In the current study, “the fact that only half of those who self-reported depression symptoms actually had depression documented as a diagnosis in their medical records suggests that we are missing a lot of patients affected by mental health disturbances.”
This study is limited in measurement of the contribution of social determinants of health, he said, as they were primarily focused on employment status and income. The study does not describe other factors like support systems, housing, and transportation.
“I would like to see studies that not only identify associated drivers of pain, but also offer evidence for successful interventions,” Dr. Boucher said, and these studies should include patient-centered interventions versus disease-centered interventions.
Undertreatment persists
Other concerns with sickle cell anemia include the underuse of hydroxyurea to reduce complications associated with the disease such as pain, stroke, and even early death. Another recent study in JAMA Network Open suggested that use of hydroxyurea remained low in children and youth despite the issuing of guidelines, and that underserved populations were especially affected. In that study, the researchers found that the patients’ annual days’ supply of hydroxyurea in New York state did not change significantly after the guideline update.
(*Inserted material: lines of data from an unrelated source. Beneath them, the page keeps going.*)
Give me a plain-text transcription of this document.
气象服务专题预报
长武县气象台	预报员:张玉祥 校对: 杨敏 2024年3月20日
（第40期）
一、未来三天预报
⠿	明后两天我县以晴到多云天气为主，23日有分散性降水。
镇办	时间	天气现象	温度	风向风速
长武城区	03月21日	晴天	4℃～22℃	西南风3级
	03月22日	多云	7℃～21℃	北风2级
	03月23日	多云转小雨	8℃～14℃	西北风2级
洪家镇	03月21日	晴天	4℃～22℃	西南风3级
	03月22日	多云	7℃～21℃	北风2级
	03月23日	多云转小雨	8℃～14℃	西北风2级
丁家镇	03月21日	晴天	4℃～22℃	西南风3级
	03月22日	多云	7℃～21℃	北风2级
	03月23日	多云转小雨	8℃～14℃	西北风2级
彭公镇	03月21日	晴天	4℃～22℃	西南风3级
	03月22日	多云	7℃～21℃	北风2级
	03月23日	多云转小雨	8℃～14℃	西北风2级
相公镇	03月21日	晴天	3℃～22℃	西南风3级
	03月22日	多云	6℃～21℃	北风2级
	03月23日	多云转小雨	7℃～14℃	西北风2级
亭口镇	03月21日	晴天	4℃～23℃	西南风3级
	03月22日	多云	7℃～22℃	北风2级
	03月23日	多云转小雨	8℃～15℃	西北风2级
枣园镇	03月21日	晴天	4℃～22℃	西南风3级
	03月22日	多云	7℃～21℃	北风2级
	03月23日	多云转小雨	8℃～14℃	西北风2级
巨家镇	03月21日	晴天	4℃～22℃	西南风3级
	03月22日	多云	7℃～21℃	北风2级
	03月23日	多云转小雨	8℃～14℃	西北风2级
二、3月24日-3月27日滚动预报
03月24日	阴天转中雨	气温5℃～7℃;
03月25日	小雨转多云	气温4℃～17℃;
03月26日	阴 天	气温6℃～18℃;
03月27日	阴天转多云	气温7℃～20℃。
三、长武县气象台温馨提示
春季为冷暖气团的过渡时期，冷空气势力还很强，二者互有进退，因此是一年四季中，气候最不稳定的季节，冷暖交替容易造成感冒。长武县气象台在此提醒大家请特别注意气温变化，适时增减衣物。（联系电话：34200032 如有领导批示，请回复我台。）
SCD also has been associated with increased risk of other poor outcomes, such as stillbirth and increased risk of poor COVID-19–related outcomes and COVID-19–related deaths.
The study by Dr. Harris and colleagues was supported by the National Institutes of Health through the National Heart, Lung, and Blood Institute and the National Institute on Minority Health and Health Disparities. Dr. Harris had no financial conflicts to disclose. The hydroxyurea study was supported by the Agency for Healthcare Research and Quality and the NHLBI. The researchers had no financial conflicts to disclose. Dr. Boucher disclosed conducting research with SCL Behring, but had no relevant financial conflicts.